Henry’s family have been employed by the Wailes family for generations. Henry’s father was a young apprentice to William Wailes. Henry tended to the vast gardens of the park. He was responsible for cultivating the different areas of the park, giving each part its own distinct personality, taking inspiration from around the world. It’s not known whether he travelled to places like Japan (inspiring the Japanese Garden)though it’s unlikely. Perhaps he was guided by Ursula or permitted to research in the family library? From notebooks I’ve found in museum archives, Henry  was encouraged to invent new hybrid plants. He had learnt the Latin names for plant species from Ursula. Henry and John Stanbury (see below) worked closely together with Henry supplying the plants and herbs for John’s tinctures and balms. Henry clearly believed in the benefit of talking to the plants. According to his notes, Henry clearly believed they talked back.

John Stanbury 

It seems John Stanbury was sought out by Ursula after she’d read about his work in the field of herbal medicines. She gave him a place to live and the resources needed for ‘hi s’ research (I say ‘his’ because I wonder how much Ursula was the driver).
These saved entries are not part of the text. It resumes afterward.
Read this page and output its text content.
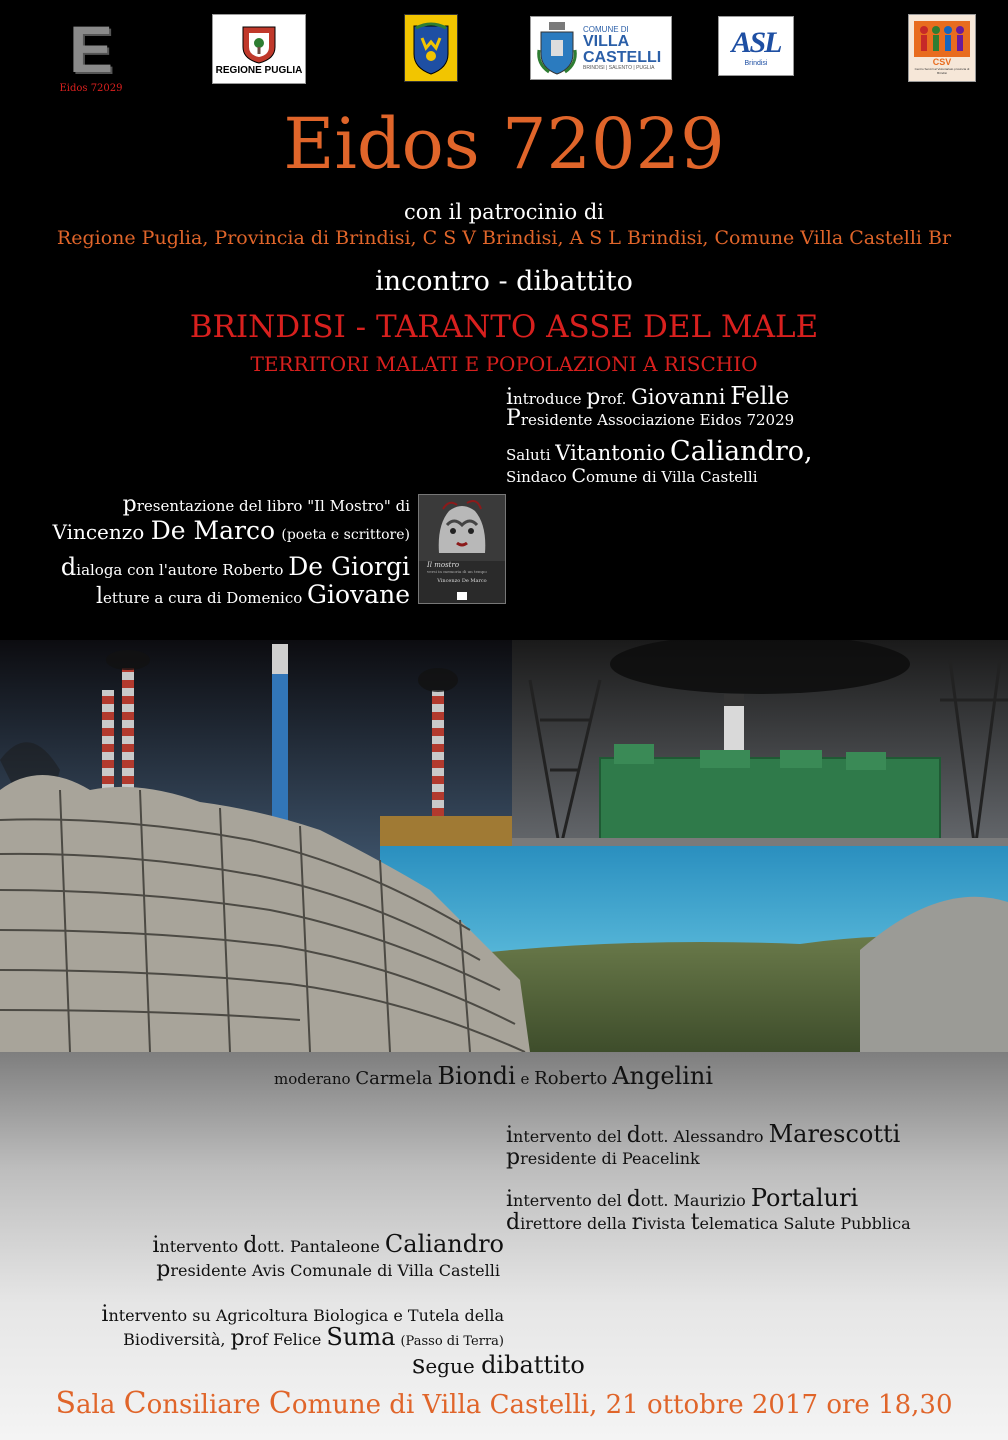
E
Eidos 72029
REGIONE PUGLIA
COMUNE DI
VILLA
CASTELLI
BRINDISI | SALENTO | PUGLIA
ASL
Brindisi	CSV
Centro Servizi al Volontariato provincia di Brindisi
Eidos 72029
con il patrocinio di
Regione Puglia, Provincia di Brindisi, C S V Brindisi, A S L Brindisi, Comune Villa Castelli Br
incontro - dibattito
BRINDISI - TARANTO ASSE DEL MALE
TERRITORI MALATI E POPOLAZIONI A RISCHIO
introduce prof. Giovanni Felle
Presidente Associazione Eidos 72029
Saluti Vitantonio Caliandro,
Sindaco Comune di Villa Castelli
presentazione del libro "Il Mostro" di
Vincenzo De Marco (poeta e scrittore)
dialoga con l'autore Roberto De Giorgi
letture a cura di Domenico Giovane
Il mostro
versi in memoria di un tempo
Vincenzo De Marco
moderano Carmela Biondi e Roberto Angelini
intervento del dott. Alessandro Marescotti
presidente di Peacelink
intervento del dott. Maurizio Portaluri
direttore della rivista telematica Salute Pubblica
intervento dott. Pantaleone Caliandro
presidente Avis Comunale di Villa Castelli
intervento su Agricoltura Biologica e Tutela della
Biodiversità, prof Felice Suma (Passo di Terra)
segue dibattito
Sala Consiliare Comune di Villa Castelli, 21 ottobre 2017 ore 18,30
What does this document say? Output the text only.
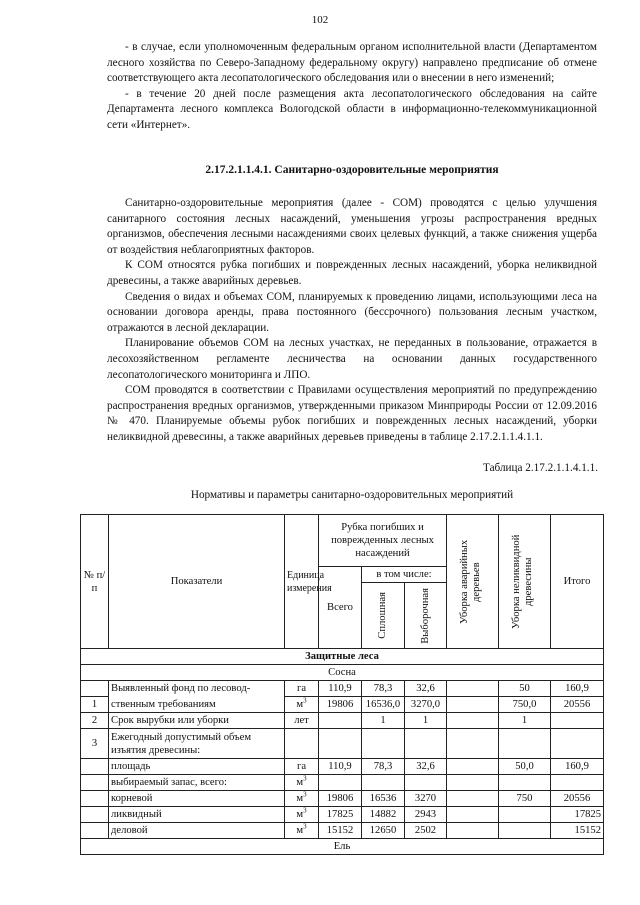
102

- в случае, если уполномоченным федеральным органом исполнительной власти (Департаментом лесного хозяйства по Северо-Западному федеральному округу) направлено предписание об отмене соответствующего акта лесопатологического обследования или о внесении в него изменений;

- в течение 20 дней после размещения акта лесопатологического обследования на сайте Департамента лесного комплекса Вологодской области в информационно-телекоммуникационной сети «Интернет».

2.17.2.1.1.4.1. Санитарно-оздоровительные мероприятия

Санитарно-оздоровительные мероприятия (далее - СОМ) проводятся с целью улучшения санитарного состояния лесных насаждений, уменьшения угрозы распространения вредных организмов, обеспечения лесными насаждениями своих целевых функций, а также снижения ущерба от воздействия неблагоприятных факторов.

К СОМ относятся рубка погибших и поврежденных лесных насаждений, уборка неликвидной древесины, а также аварийных деревьев.

Сведения о видах и объемах СОМ, планируемых к проведению лицами, использующими леса на основании договора аренды, права постоянного (бессрочного) пользования лесным участком, отражаются в лесной декларации.

Планирование объемов СОМ на лесных участках, не переданных в пользование, отражается в лесохозяйственном регламенте лесничества на основании данных государственного лесопатологического мониторинга и ЛПО.

СОМ проводятся в соответствии с Правилами осуществления мероприятий по предупреждению распространения вредных организмов, утвержденными приказом Минприроды России от 12.09.2016 № 470. Планируемые объемы рубок погибших и поврежденных лесных насаждений, уборки неликвидной древесины, а также аварийных деревьев приведены в таблице 2.17.2.1.1.4.1.1.

Таблица 2.17.2.1.1.4.1.1.
Нормативы и параметры санитарно-оздоровительных мероприятий
№ п/п	Показатели	Единица измерения	Рубка погибших и поврежденных лесных насаждений			Уборка аварийных деревьев	Уборка неликвидной древесины	Итого
			Всего	в том числе:				

				Сплошная	Выборочная			

Защитные леса								
Сосна								
	Выявленный фонд по лесовод-	га	110,9	78,3	32,6		50	160,9
1	ственным требованиям	$м^3$	19806	16536,0	3270,0		750,0	20556
2	Срок вырубки или уборки	лет		1	1		1	
3	Ежегодный допустимый объем изъятия древесины:							
	площадь	га	110,9	78,3	32,6		50,0	160,9
	выбираемый запас, всего:	$м^3$						
	корневой	$м^3$	19806	16536	3270		750	20556
	ликвидный	$м^3$	17825	14882	2943			17825
	деловой	$м^3$	15152	12650	2502			15152
Ель								
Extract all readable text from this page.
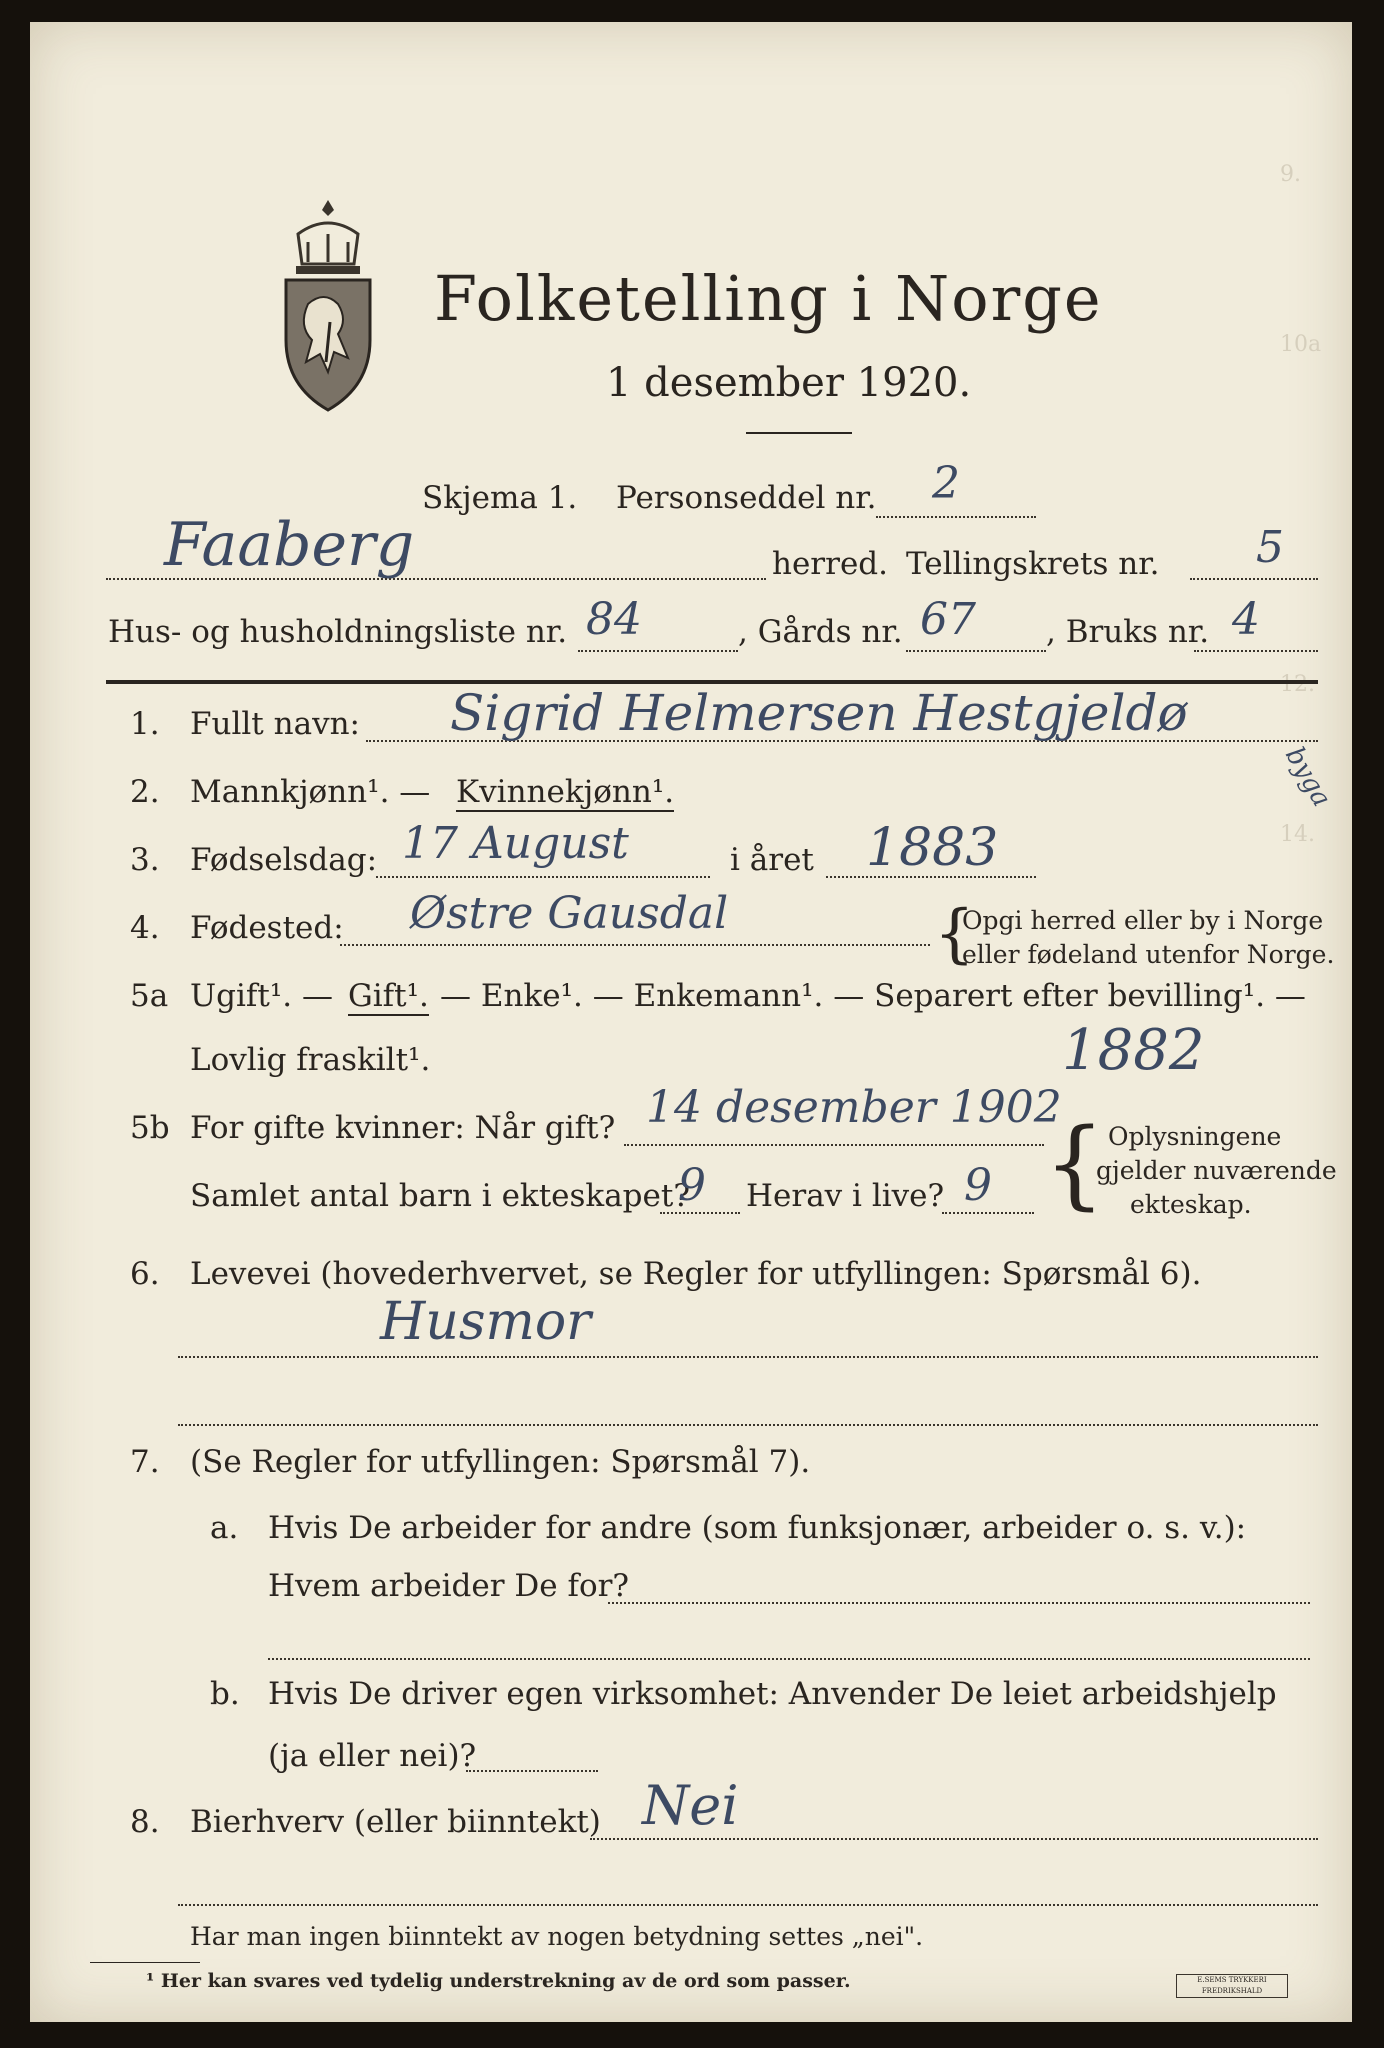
9.
10a
12.
14.
Folketelling i Norge
1 desember 1920.
Skjema 1. Personseddel nr. 2
Faaberg	herred. Tellingskrets nr. 5
Hus- og husholdningsliste nr. 84	, Gårds nr. 67 , Bruks nr. 4
1. Fullt navn: Sigrid Helmersen Hestgjeldø
byga
2. Mannkjønn¹. — Kvinnekjønn¹.
3. Fødselsdag: 17 August	i året 1883
4. Fødested: Østre Gausdal	{
Opgi herred eller by i Norge
eller fødeland utenfor Norge.
5a Ugift¹. — Gift¹. — Enke¹. — Enkemann¹. — Separert efter bevilling¹. —
Lovlig fraskilt¹.	1882
5b For gifte kvinner: Når gift? 14 desember 1902
Samlet antal barn i ekteskapet?
9 Herav i live? 9 { Oplysningene
gjelder nuværende
ekteskap.
6. Levevei (hovederhvervet, se Regler for utfyllingen: Spørsmål 6).
Husmor
7. (Se Regler for utfyllingen: Spørsmål 7).
a. Hvis De arbeider for andre (som funksjonær, arbeider o. s. v.):
Hvem arbeider De for?
b. Hvis De driver egen virksomhet: Anvender De leiet arbeidshjelp
(ja eller nei)?
8. Bierhverv (eller biinntekt) Nei
Har man ingen biinntekt av nogen betydning settes „nei".
¹ Her kan svares ved tydelig understrekning av de ord som passer.	E.SEMS TRYKKERI FREDRIKSHALD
Medical records show John had been ill for most of his childhood with consumption and having exhausted the options offered by doctors (medicine at that time was quite often palliative rather than curative) he began to explore the world of herbal medicine. John worked closely with Henry Whitlock, the two of them developing Saltwell’s natural medicine cabinet.

Pearl Bennett

My absolute favourite of this wonderful collection of people. By all accounts a formidable woman, Pearl was, like Henry Whitlock, a long-term fixture in the Wailes family history. Pearl’s grandmother and mother were cooks or housekeepers for the family. Pearl took on most of the duties of running the house after William Wailes passed away, presumably Ursula was too preoccupied with her inventions and explorations. There is no record of Pearl getting married. Pearl was the heart and soul of the household, she was a mother-figure to Ursula and was fiercely protective of her. From the scant reports found after the incident in 1899, some papers attributed quotes to an unnamed source from inside the household, I strongly suspect this to be Pearl,

“The people around this park have rejected a great gift, perhaps the gates will reopen, but not on my watch.”

I do hope I get to meet them all, if only to say that we won’t reject the gift again.